Et pourtant, ces différents cas précipitent un nombre de plus en plus important de communes dans un cadre très particulier : le cluster. Nous pouvons affirmer que ce statut est une forme embryonnaire de ce que pourraît etre l’état d’exception médicalement assisté à une échelle plus large, état qu’il s’agit de définir.

Le définir nous oblige en même temps à ne pas sous estimer l’ampleur de l’évènement.

Qu'implique une restriction forte de nos libertés face à la crise sanitaire majeure qui vient ?

Et cela alors que les crises sont déjà là et nombreuses : crise climatique, sociale, etc.
Il est pourtant sain de ne pas s’interdire de remettre en question la gestion politique de l’épidémie. Et par la même, de caractériser ce qu’est un renforcement d’un mode de gouvernance bien esseulé.

Depuis le premier arrêté préfectoral dimanche 1er mars au soir, un certain nombre de mesures ont été prises et progressivement précisées [3]. Elles reglementent l’ensemble des activités quotidiennes qui affecte chaque individu et contrebalancent l’effet d’annonce anxiogène du premier arrêté préfectoral qui, du jour au lendemain, faisait basculer nos existences déjà bien mornes d’une vie faite de travail, de loisir et de contestation bien encadrée à celle d’une vie restreinte à sa seule fonction économique. En effet, en interdisant tout rassemblement collectif, notre horizon quotidien semblait se limiter dorénavant au seul travail salarié, ou à celui de s’asseoir sur les bancs d’un cours pour la jeunesse morbihannaise.
Certainement consciente du caractère juridiquement bancal de cet arrêté, la préfecture a publié jeudi 5 mars deux nouveaux arrêtés préfectoraux [4] plus explicites et posant dans le droit ce qui s’affichait déjà sur les belles infographies de la préfecture.

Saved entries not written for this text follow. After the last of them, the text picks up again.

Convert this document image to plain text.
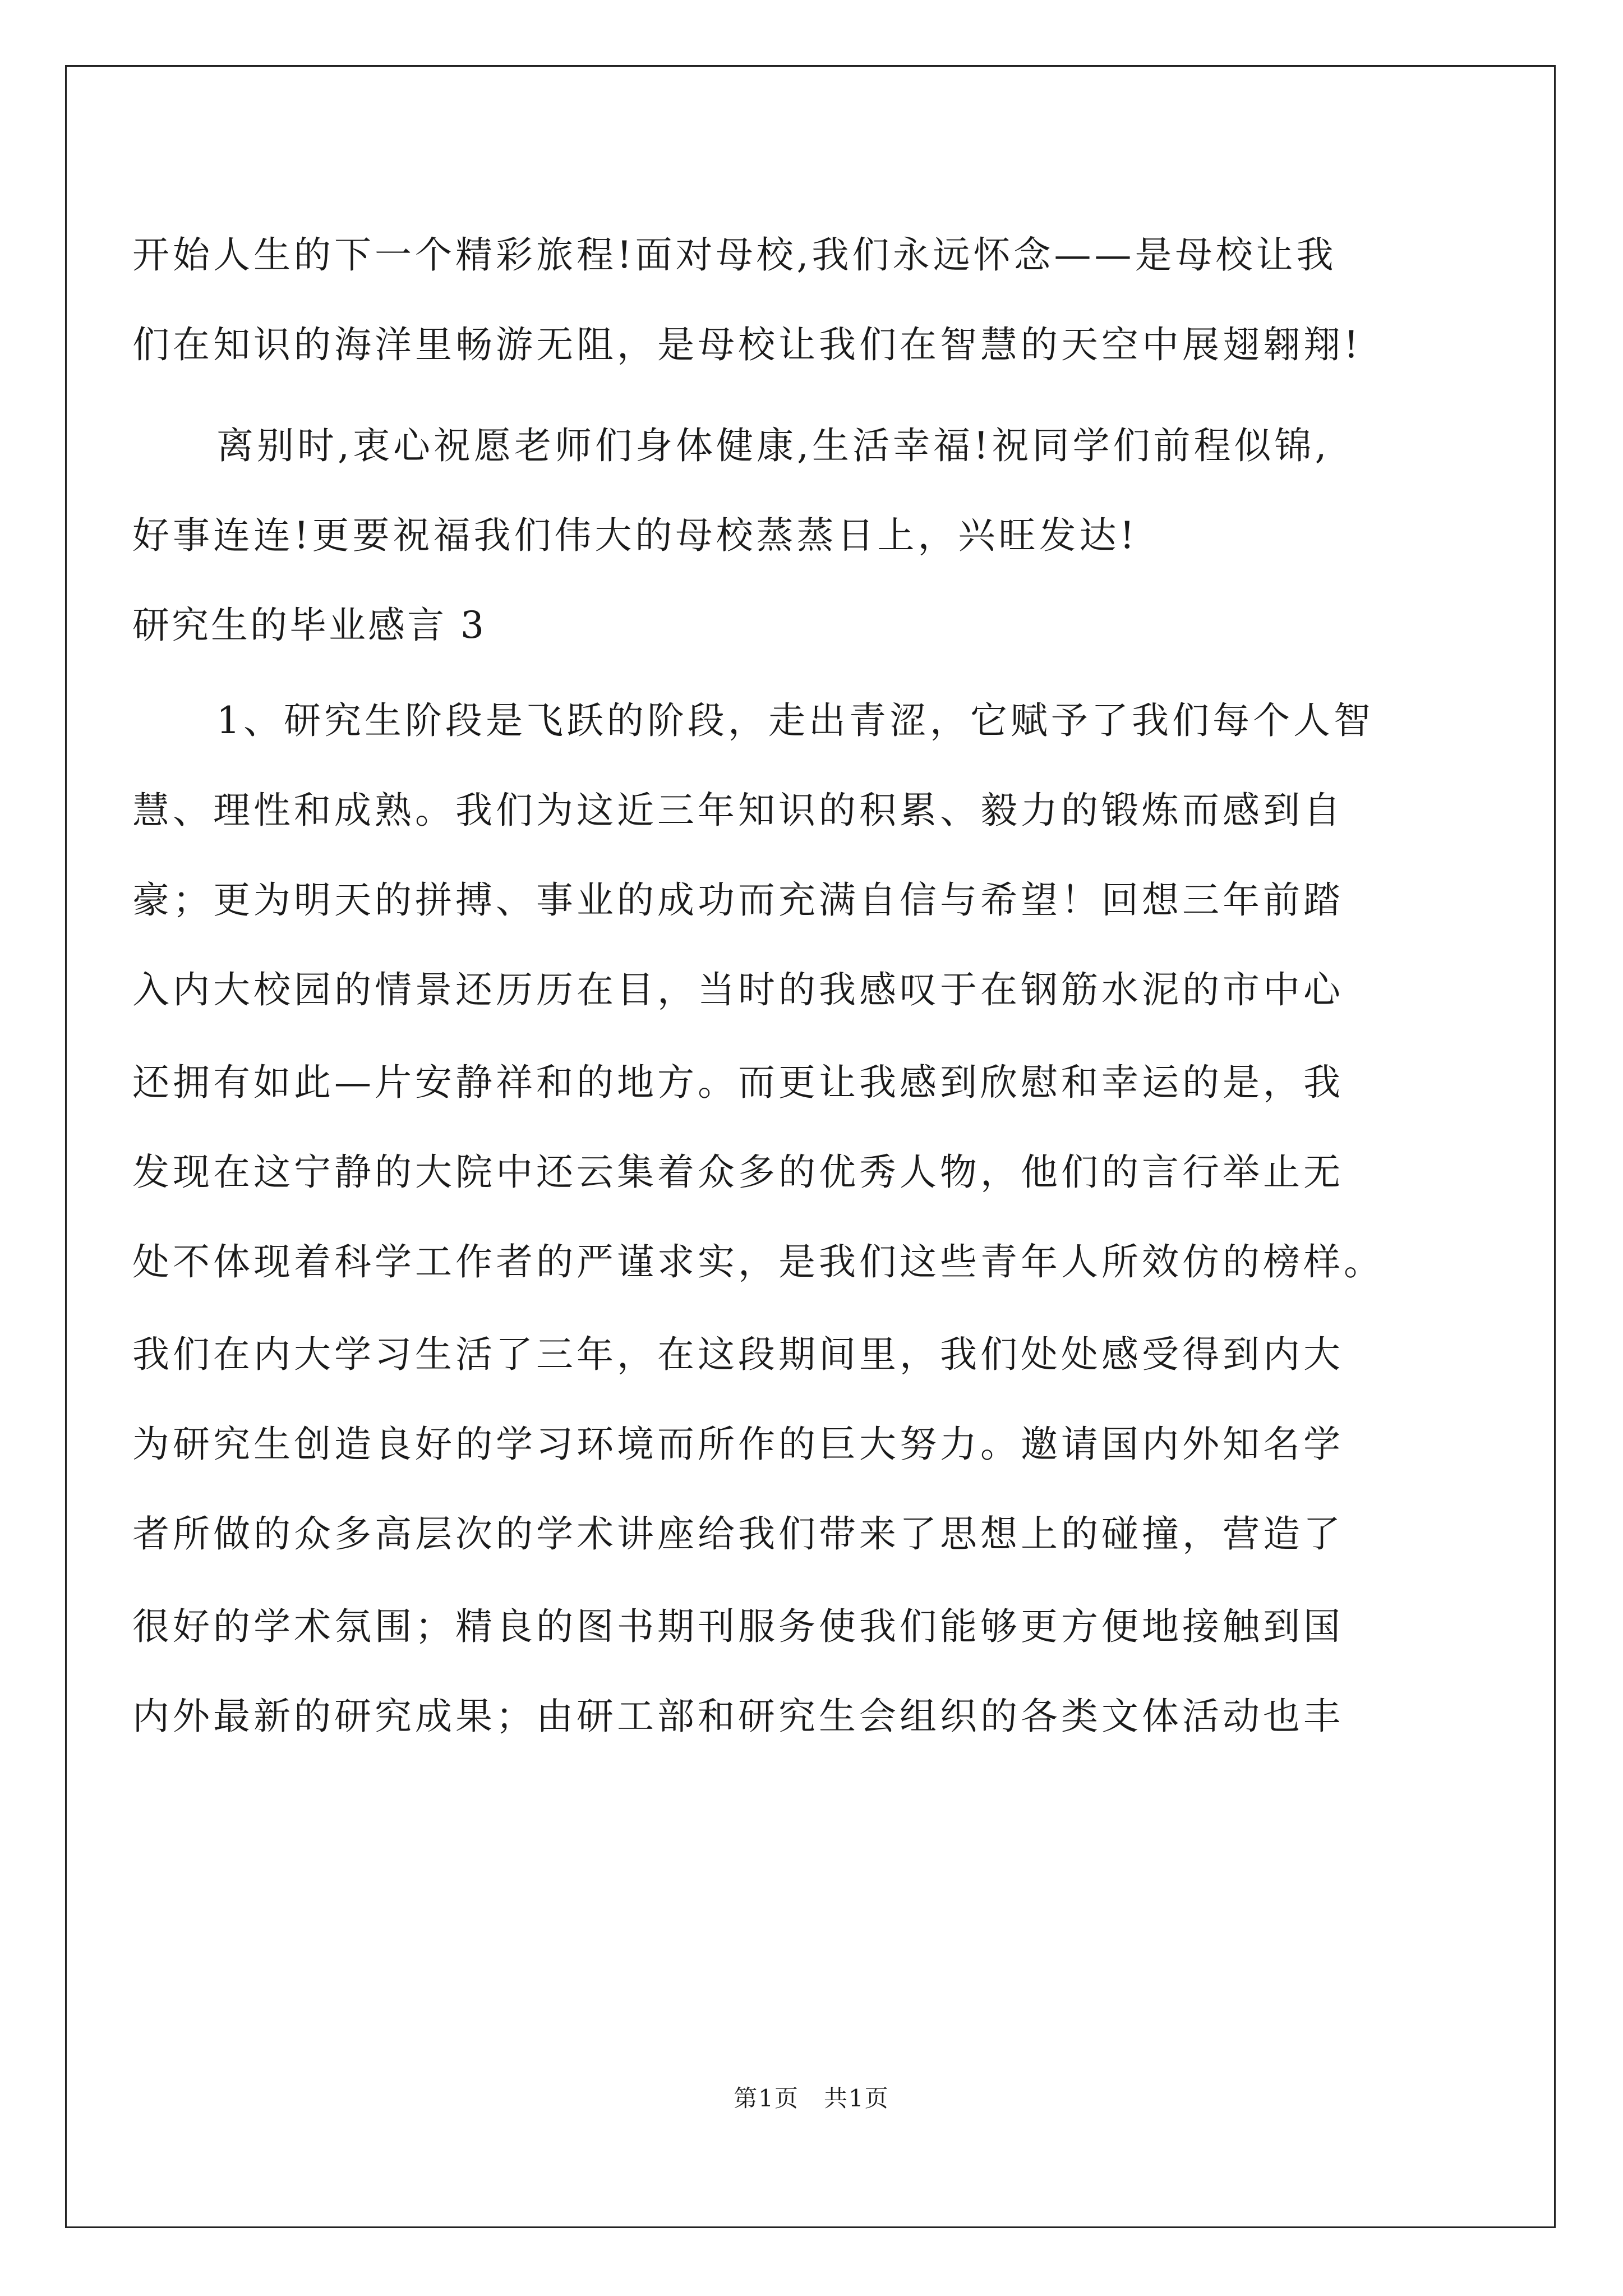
开始人生的下一个精彩旅程!面对母校,我们永远怀念——是母校让我
们在知识的海洋里畅游无阻，是母校让我们在智慧的天空中展翅翱翔!
离别时,衷心祝愿老师们身体健康,生活幸福!祝同学们前程似锦,
好事连连!更要祝福我们伟大的母校蒸蒸日上，兴旺发达!
研究生的毕业感言 3
1、研究生阶段是飞跃的阶段，走出青涩，它赋予了我们每个人智
慧、理性和成熟。我们为这近三年知识的积累、毅力的锻炼而感到自
豪；更为明天的拼搏、事业的成功而充满自信与希望！回想三年前踏
入内大校园的情景还历历在目，当时的我感叹于在钢筋水泥的市中心
还拥有如此—片安静祥和的地方。而更让我感到欣慰和幸运的是，我
发现在这宁静的大院中还云集着众多的优秀人物，他们的言行举止无
处不体现着科学工作者的严谨求实，是我们这些青年人所效仿的榜样。
我们在内大学习生活了三年，在这段期间里，我们处处感受得到内大
为研究生创造良好的学习环境而所作的巨大努力。邀请国内外知名学
者所做的众多高层次的学术讲座给我们带来了思想上的碰撞，营造了
很好的学术氛围；精良的图书期刊服务使我们能够更方便地接触到国
内外最新的研究成果；由研工部和研究生会组织的各类文体活动也丰
第1页　共1页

Enfin, vendredi 6 mars, trois arrêtés préfectoraux redéfinissent les périmètres et viennent structurer 3 niveaux de restriction.

infographie éditée par la préfecture du Morbihan

Dans ces arrêtés, il faut souligner le cynisme typique du capital qui s’y déploit. Il n’est plus possible de visionner un film sur grand écran avec ses potes, d’assister à un concert, d’enterrer mamie avec tous les copaines ou de regarder son gamin mettre la balle au centre, mais par contre il faut encore mettre son réveil pour se lever pour 1200 au nom de la sacro-sainte économie, et quand on est plus jeune, continuer à aller chercher son diplôme et sans bordeliser son lycée.

Ces mesures s’intègrent dans un cadre plus national voire international. Rappelons ici que Giorgio Agamben dans un court article daté du 26 février- nous interpellait déjà sur le renforcement de l’état d’exception en Italie induit par l’épidémie en cours [5].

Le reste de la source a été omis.